Opus has very short latency (26.5 ms using the libopus default of 20 ms frames and default application setting), which makes it suitable for real-time applications such as telephony, voice over IP and videoconferencing; research by Xiph led to the CELT codec currently adopted by Opus, which preserved quality while maintaining low delay. In any Opus stream, the bitrate, bandwidth, and delay can be continually varied without introducing any distortion or discontinuity; mixing packets from different streams will cause a smooth non-intrusive change, rather than the distortion common in other codecs. Unlike Vorbis, Opus does not require large codebooks for each individual file, making it relatively more efficient and resilient for short clips of audio.

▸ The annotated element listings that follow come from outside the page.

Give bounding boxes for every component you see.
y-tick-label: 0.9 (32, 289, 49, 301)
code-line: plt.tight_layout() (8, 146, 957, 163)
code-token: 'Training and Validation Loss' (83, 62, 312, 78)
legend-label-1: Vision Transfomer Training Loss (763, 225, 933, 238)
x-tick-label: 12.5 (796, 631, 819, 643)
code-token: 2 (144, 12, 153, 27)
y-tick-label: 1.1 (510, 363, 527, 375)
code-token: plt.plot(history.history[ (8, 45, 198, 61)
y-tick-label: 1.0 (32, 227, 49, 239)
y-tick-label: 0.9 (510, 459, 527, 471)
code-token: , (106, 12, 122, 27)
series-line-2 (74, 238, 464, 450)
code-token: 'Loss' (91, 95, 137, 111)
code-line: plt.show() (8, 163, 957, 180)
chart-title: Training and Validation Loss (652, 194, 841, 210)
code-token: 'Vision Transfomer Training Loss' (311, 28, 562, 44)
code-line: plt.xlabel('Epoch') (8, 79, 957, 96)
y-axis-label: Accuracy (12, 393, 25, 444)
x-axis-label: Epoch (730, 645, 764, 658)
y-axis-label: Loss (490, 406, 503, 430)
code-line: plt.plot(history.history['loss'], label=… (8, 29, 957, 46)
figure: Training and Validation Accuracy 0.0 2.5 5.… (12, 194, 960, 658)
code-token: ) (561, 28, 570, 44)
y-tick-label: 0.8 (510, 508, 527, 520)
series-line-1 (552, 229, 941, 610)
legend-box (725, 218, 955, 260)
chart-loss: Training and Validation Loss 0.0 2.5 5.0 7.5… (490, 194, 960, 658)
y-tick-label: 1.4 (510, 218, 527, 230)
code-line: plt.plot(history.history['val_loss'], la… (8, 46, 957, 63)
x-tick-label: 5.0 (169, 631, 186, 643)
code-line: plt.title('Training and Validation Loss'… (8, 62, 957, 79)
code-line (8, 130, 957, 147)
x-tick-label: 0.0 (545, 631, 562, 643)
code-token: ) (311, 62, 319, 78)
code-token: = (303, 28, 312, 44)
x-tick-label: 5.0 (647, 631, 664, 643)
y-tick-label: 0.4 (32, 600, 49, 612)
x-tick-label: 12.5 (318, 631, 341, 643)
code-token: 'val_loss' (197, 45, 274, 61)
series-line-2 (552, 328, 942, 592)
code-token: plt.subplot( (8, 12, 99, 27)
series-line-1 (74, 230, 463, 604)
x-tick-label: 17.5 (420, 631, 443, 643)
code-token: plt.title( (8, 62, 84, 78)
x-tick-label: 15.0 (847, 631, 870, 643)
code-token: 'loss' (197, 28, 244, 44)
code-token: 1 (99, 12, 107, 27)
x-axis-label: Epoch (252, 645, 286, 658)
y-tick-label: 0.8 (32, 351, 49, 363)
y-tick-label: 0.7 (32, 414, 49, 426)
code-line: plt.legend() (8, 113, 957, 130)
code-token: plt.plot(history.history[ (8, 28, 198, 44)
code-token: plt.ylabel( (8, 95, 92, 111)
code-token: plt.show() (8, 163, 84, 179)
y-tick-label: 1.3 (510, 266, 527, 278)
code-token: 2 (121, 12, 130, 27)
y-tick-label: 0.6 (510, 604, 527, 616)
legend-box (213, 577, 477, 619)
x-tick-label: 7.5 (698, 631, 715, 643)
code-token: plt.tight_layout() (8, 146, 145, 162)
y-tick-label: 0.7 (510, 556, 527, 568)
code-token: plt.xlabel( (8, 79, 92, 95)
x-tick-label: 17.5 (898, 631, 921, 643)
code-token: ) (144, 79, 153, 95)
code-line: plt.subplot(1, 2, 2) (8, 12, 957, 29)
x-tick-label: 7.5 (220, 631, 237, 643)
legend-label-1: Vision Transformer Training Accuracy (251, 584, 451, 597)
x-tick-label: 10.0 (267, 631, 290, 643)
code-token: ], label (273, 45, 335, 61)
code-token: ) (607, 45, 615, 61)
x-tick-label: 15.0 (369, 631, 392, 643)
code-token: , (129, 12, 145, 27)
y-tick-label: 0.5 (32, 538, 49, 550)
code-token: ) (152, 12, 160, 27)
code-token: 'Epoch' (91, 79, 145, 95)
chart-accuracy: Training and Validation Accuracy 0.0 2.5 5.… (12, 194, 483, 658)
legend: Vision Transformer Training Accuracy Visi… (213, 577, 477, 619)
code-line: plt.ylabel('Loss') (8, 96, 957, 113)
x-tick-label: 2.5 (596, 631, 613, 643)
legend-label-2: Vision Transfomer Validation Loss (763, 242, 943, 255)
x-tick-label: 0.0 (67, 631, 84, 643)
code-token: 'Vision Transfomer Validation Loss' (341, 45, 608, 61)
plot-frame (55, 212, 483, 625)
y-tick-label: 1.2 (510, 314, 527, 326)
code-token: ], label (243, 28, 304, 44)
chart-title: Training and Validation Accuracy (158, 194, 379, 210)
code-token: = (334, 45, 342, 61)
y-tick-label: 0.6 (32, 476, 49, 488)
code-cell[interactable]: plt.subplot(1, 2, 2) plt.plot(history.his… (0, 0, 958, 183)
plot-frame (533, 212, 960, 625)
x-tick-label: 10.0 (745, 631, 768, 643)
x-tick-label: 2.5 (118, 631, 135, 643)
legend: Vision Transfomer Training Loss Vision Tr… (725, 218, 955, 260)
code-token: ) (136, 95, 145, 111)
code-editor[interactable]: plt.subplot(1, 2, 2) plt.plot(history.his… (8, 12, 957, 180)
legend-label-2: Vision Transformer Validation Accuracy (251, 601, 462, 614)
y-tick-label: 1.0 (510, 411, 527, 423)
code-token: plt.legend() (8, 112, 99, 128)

The Opus format is based on a combination of the full-bandwidth CELT format and the speech-oriented SILK format, both heavily modified: CELT is based on the modified discrete cosine transform (MDCT) that most music codecs use, using CELP techniques in the frequency domain for better prediction, while SILK uses linear predictive coding (LPC) and an optional long-term prediction filter to model speech. In Opus, both were modified to support more frame sizes, as well as further algorithmic improvements and integration, such as using CELT's range encoder for both types. To minimize overhead at low bitrates, if latency is not as pressing, SILK has support for packing multiple 20 ms frames together, sharing context and headers; SILK also allows Low Bitrate Redundancy (LBRR) frames, allowing low-quality packet loss recovery. CELT includes both spectral replication and noise generation, similar to AAC's SBR and PNS, and can further save bits by filtering out all harmonics of tonal sounds entirely, then replicating them in the decoder. Better tone detection is an ongoing project to improve quality.

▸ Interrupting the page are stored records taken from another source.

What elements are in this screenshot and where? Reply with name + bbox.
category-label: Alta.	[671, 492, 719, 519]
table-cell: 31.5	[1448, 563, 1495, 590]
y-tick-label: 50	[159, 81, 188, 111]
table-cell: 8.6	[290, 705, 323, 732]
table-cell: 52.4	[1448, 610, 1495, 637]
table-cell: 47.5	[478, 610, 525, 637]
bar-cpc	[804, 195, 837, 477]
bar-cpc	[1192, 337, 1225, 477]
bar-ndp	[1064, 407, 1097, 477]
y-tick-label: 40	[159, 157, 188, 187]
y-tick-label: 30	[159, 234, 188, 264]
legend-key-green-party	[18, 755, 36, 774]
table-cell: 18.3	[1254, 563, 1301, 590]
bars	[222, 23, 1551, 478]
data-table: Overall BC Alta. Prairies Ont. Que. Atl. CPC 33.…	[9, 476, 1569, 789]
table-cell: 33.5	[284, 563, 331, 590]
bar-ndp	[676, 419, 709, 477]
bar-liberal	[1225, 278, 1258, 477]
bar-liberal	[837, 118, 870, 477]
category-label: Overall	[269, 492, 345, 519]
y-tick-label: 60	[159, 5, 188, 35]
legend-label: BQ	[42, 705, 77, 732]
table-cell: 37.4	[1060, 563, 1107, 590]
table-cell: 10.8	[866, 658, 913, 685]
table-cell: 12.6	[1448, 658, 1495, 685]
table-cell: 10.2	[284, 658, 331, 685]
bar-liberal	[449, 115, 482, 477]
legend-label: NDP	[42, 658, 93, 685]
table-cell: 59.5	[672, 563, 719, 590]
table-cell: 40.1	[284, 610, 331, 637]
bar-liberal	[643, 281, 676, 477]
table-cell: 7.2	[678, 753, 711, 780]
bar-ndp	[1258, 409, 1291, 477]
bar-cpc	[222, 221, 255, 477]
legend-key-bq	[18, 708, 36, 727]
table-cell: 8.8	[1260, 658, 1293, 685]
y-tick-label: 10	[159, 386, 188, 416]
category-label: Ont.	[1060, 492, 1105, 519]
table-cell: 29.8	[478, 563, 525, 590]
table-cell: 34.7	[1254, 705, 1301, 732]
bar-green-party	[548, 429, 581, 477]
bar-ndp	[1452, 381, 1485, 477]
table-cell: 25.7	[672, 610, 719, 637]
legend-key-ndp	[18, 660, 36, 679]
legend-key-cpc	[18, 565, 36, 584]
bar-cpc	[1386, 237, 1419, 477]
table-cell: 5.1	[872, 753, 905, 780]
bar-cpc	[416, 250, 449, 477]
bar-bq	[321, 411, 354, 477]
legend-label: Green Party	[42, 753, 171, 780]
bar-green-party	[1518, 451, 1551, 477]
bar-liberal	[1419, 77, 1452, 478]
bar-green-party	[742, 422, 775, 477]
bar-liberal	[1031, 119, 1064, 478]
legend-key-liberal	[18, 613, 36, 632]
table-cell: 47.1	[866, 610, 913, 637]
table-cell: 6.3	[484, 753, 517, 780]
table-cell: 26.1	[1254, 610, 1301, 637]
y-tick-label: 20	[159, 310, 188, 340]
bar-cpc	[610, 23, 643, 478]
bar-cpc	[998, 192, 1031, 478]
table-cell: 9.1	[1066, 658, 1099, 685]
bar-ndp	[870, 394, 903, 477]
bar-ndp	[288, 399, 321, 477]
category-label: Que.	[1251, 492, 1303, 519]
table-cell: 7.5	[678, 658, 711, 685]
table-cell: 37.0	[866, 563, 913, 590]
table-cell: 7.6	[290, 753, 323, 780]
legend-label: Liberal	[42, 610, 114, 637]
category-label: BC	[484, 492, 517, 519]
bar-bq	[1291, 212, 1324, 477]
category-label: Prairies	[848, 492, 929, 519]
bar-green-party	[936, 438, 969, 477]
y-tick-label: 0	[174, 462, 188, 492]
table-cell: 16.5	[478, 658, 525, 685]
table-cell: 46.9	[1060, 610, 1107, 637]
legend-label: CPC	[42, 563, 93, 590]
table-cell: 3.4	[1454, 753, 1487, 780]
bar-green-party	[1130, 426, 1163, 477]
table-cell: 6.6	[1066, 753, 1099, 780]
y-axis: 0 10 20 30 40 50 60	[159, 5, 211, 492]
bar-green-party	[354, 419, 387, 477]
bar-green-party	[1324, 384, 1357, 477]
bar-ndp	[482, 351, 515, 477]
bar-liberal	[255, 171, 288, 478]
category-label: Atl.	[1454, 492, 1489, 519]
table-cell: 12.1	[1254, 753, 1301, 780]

The format has three different modes: speech, hybrid, and CELT. When compressing speech, SILK is used for audio frequencies up to 8 kHz. If wider bandwidth is desired, a hybrid mode uses CELT to encode the frequency range above 8 kHz. The third mode is pure-CELT, designed for general audio. SILK is inherently VBR and cannot hit a bitrate target, while CELT can always be encoded to any specific number of bytes, enabling hybrid and CELT mode when CBR is required.

SILK supports frame sizes of 10, 20, 40 and 60 ms. CELT supports frame sizes of 2.5, 5, 10 and 20 ms. Thus, hybrid mode only supports frame sizes of 10 and 20 ms; frames shorter than 10 ms will always use CELT mode. A typical Opus packet contains a single frame, but packets of up to 120 ms are produced by combining multiple frames per packet. Opus can transparently switch between modes, frame sizes, bandwidths, and channel counts on a per-packet basis, although specific applications may choose to limit this.